= Food riots in the Middle East =

Food riots refer to protests, riots, and civil unrest attributed to popular outrage against food shortages and high or rising prices of food. In the 20th and 21st century, food riots occurred across the Middle East in several different countries. Immediate causes of food riots have included reduction in food subsidies, inflation, and economic stagnation. Food riots have also occurred as part of larger social movements. Food riots also figure prominently in criticism of austerity, neoliberal, and related IMF structural adjustment policies, such as during the 1977 Egyptian Bread Riots.

== Egypt ==
Egypt experienced food riots in 1977, 1984 and 2017.

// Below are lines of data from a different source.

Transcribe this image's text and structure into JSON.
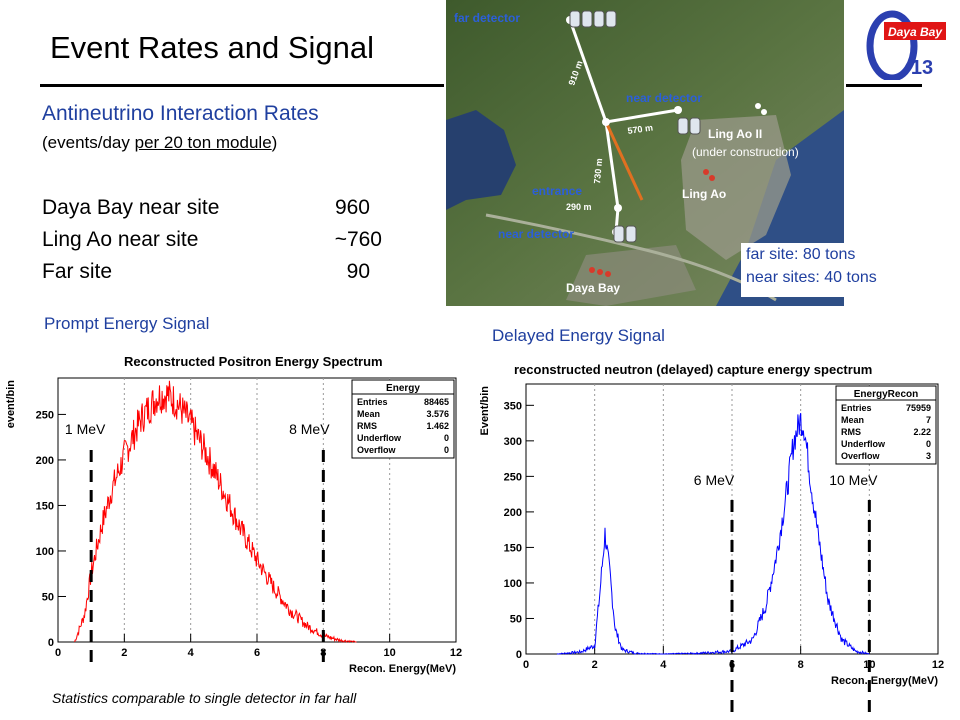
{
  "slide": {
    "title": "Event Rates and Signal",
    "rates_heading": "Antineutrino Interaction Rates",
    "rates_sub_prefix": "(events/day ",
    "rates_sub_underlined": "per 20 ton module",
    "rates_sub_suffix": ")",
    "rates": [
      {
        "site": "Daya Bay near site",
        "value": "960"
      },
      {
        "site": "Ling Ao near site",
        "value": "~760"
      },
      {
        "site": "Far site",
        "value": "90"
      }
    ],
    "map_labels": {
      "far_detector": "far detector",
      "near_detector_top": "near detector",
      "ling_ao_ii": "Ling Ao II",
      "under_construction": "(under construction)",
      "ling_ao": "Ling Ao",
      "entrance": "entrance",
      "near_detector_bottom": "near detector",
      "daya_bay": "Daya Bay",
      "dist_910": "910 m",
      "dist_570": "570 m",
      "dist_730": "730 m",
      "dist_290": "290 m"
    },
    "logo": {
      "text": "Daya Bay",
      "sub": "13"
    },
    "mass_note": [
      "far site: 80 tons",
      "near sites: 40 tons"
    ],
    "prompt_heading": "Prompt Energy Signal",
    "delayed_heading": "Delayed Energy Signal",
    "stats_note": "Statistics comparable to single detector in far hall",
    "colors": {
      "accent_blue": "#1f3f9f",
      "prompt_series": "#ff0000",
      "delayed_series": "#0000ff"
    }
  },
  "chart_data": [
    {
      "type": "line",
      "title": "Reconstructed Positron Energy Spectrum",
      "xlabel": "Recon. Energy(MeV)",
      "ylabel": "event/bin",
      "xlim": [
        0,
        12
      ],
      "ylim": [
        0,
        290
      ],
      "xticks": [
        0,
        2,
        4,
        6,
        8,
        10,
        12
      ],
      "yticks": [
        0,
        50,
        100,
        150,
        200,
        250
      ],
      "grid": "vertical",
      "series": [
        {
          "name": "",
          "color": "#ff0000",
          "x": [
            0.5,
            0.8,
            1.0,
            1.3,
            1.6,
            2.0,
            2.5,
            3.0,
            3.3,
            3.6,
            4.0,
            4.5,
            5.0,
            5.5,
            6.0,
            6.5,
            7.0,
            7.5,
            8.0,
            8.5,
            9.0
          ],
          "y": [
            0,
            30,
            75,
            125,
            165,
            205,
            245,
            270,
            272,
            262,
            240,
            205,
            165,
            125,
            90,
            60,
            35,
            18,
            7,
            2,
            0
          ]
        }
      ],
      "stats_box": {
        "title": "Energy",
        "rows": [
          [
            "Entries",
            "88465"
          ],
          [
            "Mean",
            "3.576"
          ],
          [
            "RMS",
            "1.462"
          ],
          [
            "Underflow",
            "0"
          ],
          [
            "Overflow",
            "0"
          ]
        ]
      },
      "cut_lines": [
        {
          "x": 1,
          "label": "1 MeV"
        },
        {
          "x": 8,
          "label": "8 MeV"
        }
      ]
    },
    {
      "type": "line",
      "title": "reconstructed neutron (delayed) capture energy spectrum",
      "xlabel": "Recon. Energy(MeV)",
      "ylabel": "Event/bin",
      "xlim": [
        0,
        12
      ],
      "ylim": [
        0,
        380
      ],
      "xticks": [
        0,
        2,
        4,
        6,
        8,
        10,
        12
      ],
      "yticks": [
        0,
        50,
        100,
        150,
        200,
        250,
        300,
        350
      ],
      "grid": "vertical",
      "series": [
        {
          "name": "",
          "color": "#0000ff",
          "x": [
            0.9,
            1.6,
            2.0,
            2.15,
            2.3,
            2.45,
            2.6,
            2.8,
            3.2,
            4.0,
            5.0,
            6.0,
            6.6,
            7.0,
            7.3,
            7.6,
            7.8,
            8.0,
            8.1,
            8.3,
            8.5,
            8.8,
            9.2,
            9.6,
            10.0
          ],
          "y": [
            0,
            3,
            12,
            85,
            170,
            110,
            35,
            6,
            1,
            0,
            1,
            4,
            20,
            70,
            140,
            230,
            300,
            330,
            320,
            240,
            170,
            75,
            20,
            4,
            0
          ]
        }
      ],
      "stats_box": {
        "title": "EnergyRecon",
        "rows": [
          [
            "Entries",
            "75959"
          ],
          [
            "Mean",
            "7"
          ],
          [
            "RMS",
            "2.22"
          ],
          [
            "Underflow",
            "0"
          ],
          [
            "Overflow",
            "3"
          ]
        ]
      },
      "cut_lines": [
        {
          "x": 6,
          "label": "6 MeV"
        },
        {
          "x": 10,
          "label": "10 MeV"
        }
      ]
    }
  ]
}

On Sunday, October 1, 1984, Egyptians in the Kfar el-Dewar industrial outside of Alexandria rioted and fought with police for eight hours. The rioters, who were said to number in the hundreds, "pelted police with stones, overturned carts in the town market, and smashed shop windows," according to one news report. The police reported that one person was killed, 13 people were injured, and 40 people (including police) were arrested.

== Jordan ==
Food riots hit Jordan in 1989 and 1996. At the beginning of 1989, Jordan defaulted on debt payment to the IMF, leading it to introduce price increases between 10 and 15% In April. That month the unrest began in the southern town of Ma'an before spreading to other cities in the south of Jordan. At least four civilians and one off-duty soldier were killed and total casualties reached at least 32 people in what would come to be known as habbat nissan, or the "Squalls of April". While the 1989 riots were occurring in Jordan, King Hussein gave an interview with PBS' Robert MacNeil. At the time, Hussein stated:

Our economy's sound and the promise of the future is great, but nonetheless, we have had to devaluate the Jordanian dinar and recently engaged the International Monetary Fund in talks, and that providing us with the potential to reschedule our foreign debt, half of which is military and half economic. This is a result of the awful situation we found ourselves, in when promises of the Arab states did not materialize as a result of the Baghdad summit, and the size of this foreign debt is equal to the commitments that were not forthcoming.

== Lebanon ==
Food protests began on Thursday, August 27, 1987, in Beirut and spread to other towns over the next few days. Marchers in the southern town of Sidon chanted "We're hungry! We want to eat!" and protests were logged by the police in the Eastern Lebanon town of Rasheiye in the Bekaa.

Occurring 12 years and 120,000 deaths into the Lebanon Civil War, the onset of the riots coincided with that day's record fall of the value of the Lebanese pound against the dollar to 300 to 1. The falling exchange rate had considerable repercussions at a time when Lebanon imported 85% of its basic needs.